While it is somewhat comforting that less than a majority of Americans’ preferred using a nuclear bomb to kill two million civilians, that number is still alarmingly high. Moreover, respondents were next asked whether they would support a presidential decision to conduct the various bombing campaigns even if it was not their preferred option. Just over 59 percent of respondents said they would support a U.S. presidential decision to order a nuclear strike that killed either 100,000 or two million Iranian civilians.
As Sagan and Valentino note, the results speak for themselves. “The main conclusions of these survey experiments are clear,” they write. “The majority of the U.S. public has not internalized either a belief in the nuclear taboo or a strong noncombatant immunity norm.
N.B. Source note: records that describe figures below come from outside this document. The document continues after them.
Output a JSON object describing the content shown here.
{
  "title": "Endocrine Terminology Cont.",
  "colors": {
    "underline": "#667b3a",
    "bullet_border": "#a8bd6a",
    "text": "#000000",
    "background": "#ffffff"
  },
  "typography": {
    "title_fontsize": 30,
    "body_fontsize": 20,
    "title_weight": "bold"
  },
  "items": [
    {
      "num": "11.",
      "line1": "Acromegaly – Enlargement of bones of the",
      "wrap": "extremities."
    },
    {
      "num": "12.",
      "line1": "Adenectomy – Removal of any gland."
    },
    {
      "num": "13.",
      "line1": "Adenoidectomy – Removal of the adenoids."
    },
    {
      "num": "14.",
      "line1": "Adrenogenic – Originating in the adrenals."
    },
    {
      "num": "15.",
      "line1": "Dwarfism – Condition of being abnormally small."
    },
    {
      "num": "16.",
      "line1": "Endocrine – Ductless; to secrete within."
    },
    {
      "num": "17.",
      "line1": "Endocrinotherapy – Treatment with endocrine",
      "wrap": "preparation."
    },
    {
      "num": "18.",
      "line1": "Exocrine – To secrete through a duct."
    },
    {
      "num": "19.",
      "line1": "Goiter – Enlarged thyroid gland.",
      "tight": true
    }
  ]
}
When faced with realistic scenarios in which they are forced to contemplate a trade-off between sacrificing a large number of U.S. troops in combat or deliberately killing even larger numbers of foreign noncombatants, the majority of respondents approve of killing civilians in an effort to end the war.”
The results do strongly suggest the nuclear taboo and norm against targeting civilians have not taken hold, at least among the American public. The latter is not hugely surprising: after all, the United States has engaged in devastating strategic bombing campaigns in World War II, Korea and Vietnam. More recently, domestic opposition to the wars in Iraq and Afghanistan was largely attributable to the number of American deaths, not the Iraqis or Afghans who died in larger numbers. The results of this study—which built on earlier, similar studies Sagan and Valentino (along with Daryl Press) have conducted—also illustrate why Donald Trump’s “American First” slogan resonated with many Americans.
At the same time, the United States is a representative democracy for a reason. Perhaps the most important lesson of the survey is that it is imperative to cultivate strong, far-sighted leaders to guide the country abroad. After all, respondents suggested they were willing to support a president’s decision even if it was not their preferred choice. The need for far-sighted leadership is especially pressing at a time when improved accuracy is giving America the ability to use smaller nuclear bombs that cause far less civilian casualties. In the wrong hands, these bombs could be tempting to use, even though doing so would let the nuclear cat out of the bag, with uncertain and potentially catastrophic repercussions.